Claure is a member of the board at T-Mobile USA and chairman at Bicycle Capital. He is also on the board of Girona FC.

He was executive chairman of WeWork until early 2022. He was on board of Univision Holdings from November 2020 and had resigned by 2023. In 2018 Claure joined the board of Arm Limited, a semiconductor company, and resigned in 2022. He became the chairman of both Fortress and Brightstar Global Group Inc. in 2019. He had resigned from Fortress by 2023. He is also on the boards of the Bolivian-American Chamber of Commerce and was previously on the board of the Florida International University. Claure was in the Aspen Institute's 2016 class of Henry Crown Fellows and a member of the Aspen Global Leadership Network. He is a member of the Group of Fifty and the Presidential CEO Advisory Board at the Massachusetts Institute of Technology.

==Philanthropy==

In 2008, Claure and Brighstar helped Nicholas Negroponte found One Laptop Per Child, an organization that provides rugged, low-cost laptops to impoverished grade-school students. By 2019, One Laptop Per Child had delivered 2.5 million computers to students in 60 countries. In 2016, Claure created the 1Million Project Foundation in partnership with the Sprint Corporation. The Foundation aims to provide free computer and internet access to a million disadvantaged students in the United States. After the merger with T-Mobile, the goal grew to ten million students and it was renamed Project 10Million.

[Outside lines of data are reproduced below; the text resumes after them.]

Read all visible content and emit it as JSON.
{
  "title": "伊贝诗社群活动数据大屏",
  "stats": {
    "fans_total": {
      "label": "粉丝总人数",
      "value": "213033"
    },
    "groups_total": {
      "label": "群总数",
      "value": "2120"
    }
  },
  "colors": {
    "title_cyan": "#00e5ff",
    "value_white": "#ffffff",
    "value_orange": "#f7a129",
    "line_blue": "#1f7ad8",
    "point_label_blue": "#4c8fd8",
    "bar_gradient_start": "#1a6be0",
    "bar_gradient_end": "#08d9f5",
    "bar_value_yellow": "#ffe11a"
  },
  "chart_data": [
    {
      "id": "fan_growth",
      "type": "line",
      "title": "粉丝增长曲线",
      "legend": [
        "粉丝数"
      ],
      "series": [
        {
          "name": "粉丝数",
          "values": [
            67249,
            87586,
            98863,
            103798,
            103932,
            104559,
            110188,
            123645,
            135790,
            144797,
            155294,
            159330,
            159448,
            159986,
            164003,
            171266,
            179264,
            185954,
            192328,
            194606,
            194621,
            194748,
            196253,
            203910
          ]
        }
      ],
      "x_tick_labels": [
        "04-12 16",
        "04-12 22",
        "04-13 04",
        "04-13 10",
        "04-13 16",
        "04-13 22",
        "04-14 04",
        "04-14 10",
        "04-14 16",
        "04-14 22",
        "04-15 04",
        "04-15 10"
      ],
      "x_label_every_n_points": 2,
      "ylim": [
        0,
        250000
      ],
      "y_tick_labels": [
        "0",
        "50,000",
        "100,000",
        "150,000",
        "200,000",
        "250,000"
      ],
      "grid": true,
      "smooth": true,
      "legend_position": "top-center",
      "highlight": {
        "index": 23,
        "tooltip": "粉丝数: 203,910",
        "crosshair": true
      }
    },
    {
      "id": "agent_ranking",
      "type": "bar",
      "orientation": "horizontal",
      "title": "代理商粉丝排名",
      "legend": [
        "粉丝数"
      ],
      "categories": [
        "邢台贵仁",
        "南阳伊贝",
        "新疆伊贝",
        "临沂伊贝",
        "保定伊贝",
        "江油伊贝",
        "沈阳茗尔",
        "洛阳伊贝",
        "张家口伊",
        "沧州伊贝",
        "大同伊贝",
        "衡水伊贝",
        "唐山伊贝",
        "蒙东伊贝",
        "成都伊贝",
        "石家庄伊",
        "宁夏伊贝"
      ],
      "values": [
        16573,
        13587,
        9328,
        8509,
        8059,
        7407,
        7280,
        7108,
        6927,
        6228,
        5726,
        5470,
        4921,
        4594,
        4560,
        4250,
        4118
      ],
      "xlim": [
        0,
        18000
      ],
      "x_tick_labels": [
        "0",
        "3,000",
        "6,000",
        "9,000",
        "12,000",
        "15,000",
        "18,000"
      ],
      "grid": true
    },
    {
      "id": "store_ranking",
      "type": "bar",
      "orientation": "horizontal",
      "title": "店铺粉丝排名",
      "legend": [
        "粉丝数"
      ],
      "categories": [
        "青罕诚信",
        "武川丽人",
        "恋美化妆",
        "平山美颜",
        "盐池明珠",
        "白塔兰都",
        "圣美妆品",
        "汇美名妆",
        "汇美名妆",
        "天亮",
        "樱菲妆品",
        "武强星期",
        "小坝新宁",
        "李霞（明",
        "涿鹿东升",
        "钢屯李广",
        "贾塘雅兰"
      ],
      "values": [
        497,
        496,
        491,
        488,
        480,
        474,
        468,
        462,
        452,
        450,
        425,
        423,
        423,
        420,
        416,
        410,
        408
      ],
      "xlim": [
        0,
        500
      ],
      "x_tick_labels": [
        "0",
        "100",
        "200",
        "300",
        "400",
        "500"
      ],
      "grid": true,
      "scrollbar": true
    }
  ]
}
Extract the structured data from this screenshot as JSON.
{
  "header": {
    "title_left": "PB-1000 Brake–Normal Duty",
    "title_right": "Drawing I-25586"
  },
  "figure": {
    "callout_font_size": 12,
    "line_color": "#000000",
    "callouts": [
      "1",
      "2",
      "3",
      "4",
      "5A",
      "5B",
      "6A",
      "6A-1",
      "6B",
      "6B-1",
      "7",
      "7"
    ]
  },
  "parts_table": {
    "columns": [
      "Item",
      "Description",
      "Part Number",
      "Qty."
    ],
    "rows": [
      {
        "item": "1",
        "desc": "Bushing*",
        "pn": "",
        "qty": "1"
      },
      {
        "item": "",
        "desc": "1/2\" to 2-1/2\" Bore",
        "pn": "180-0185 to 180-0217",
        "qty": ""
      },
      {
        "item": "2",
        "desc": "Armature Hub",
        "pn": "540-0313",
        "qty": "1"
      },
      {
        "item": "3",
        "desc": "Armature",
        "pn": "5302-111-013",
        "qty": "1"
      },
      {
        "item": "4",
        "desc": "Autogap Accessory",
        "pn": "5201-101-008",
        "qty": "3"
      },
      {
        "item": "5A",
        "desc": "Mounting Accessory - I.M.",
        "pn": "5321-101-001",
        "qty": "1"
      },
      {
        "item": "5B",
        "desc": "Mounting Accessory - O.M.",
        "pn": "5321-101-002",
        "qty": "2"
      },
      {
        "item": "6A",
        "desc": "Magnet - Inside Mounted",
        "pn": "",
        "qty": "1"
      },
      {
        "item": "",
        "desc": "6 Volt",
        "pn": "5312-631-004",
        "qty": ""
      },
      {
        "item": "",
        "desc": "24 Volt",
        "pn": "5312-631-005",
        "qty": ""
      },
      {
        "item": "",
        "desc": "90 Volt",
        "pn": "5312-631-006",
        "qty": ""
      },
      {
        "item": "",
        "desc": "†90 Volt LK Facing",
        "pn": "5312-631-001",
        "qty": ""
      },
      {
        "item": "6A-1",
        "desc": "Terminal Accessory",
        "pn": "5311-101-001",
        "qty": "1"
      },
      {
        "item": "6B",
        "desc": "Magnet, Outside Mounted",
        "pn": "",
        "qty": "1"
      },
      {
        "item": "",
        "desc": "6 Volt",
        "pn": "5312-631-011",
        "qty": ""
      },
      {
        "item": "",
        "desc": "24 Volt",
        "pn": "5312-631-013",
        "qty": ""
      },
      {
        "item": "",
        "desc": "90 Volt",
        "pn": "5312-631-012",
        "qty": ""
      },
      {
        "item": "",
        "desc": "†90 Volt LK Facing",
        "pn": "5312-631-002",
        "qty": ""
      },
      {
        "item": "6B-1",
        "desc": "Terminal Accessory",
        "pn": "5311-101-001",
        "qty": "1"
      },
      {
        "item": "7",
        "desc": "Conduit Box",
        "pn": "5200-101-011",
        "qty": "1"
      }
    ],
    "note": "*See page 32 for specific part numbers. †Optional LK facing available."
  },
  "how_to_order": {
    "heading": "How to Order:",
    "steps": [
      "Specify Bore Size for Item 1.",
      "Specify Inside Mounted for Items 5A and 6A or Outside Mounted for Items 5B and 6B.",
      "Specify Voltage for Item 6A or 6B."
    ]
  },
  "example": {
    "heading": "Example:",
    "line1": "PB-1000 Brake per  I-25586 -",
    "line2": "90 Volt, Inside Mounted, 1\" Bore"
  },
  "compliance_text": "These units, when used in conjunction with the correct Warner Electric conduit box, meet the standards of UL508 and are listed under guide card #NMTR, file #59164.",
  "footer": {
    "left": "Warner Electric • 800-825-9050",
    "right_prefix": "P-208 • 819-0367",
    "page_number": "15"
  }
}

==Awards and recognition==
Claure has won a number of business awards. A World Economic Forum (WEF) Young Global Leader, he was named an Ernst & Young Entrepreneur of the Year and is a lifetime member of Ernst & Young's Entrepreneur of the Year Hall of Fame. He is a CEO Council Member for the Wall Street Journal. In 2016, Claure appeared in the Carnegie Corporation of New York’s Great Immigrants: The Pride of America initiative.

==Personal life==
Claure resides in Miami. He has six children, including four daughters with his wife Jordan Engard, whom he married in 2005. He has a son and a daughter from a previous marriage.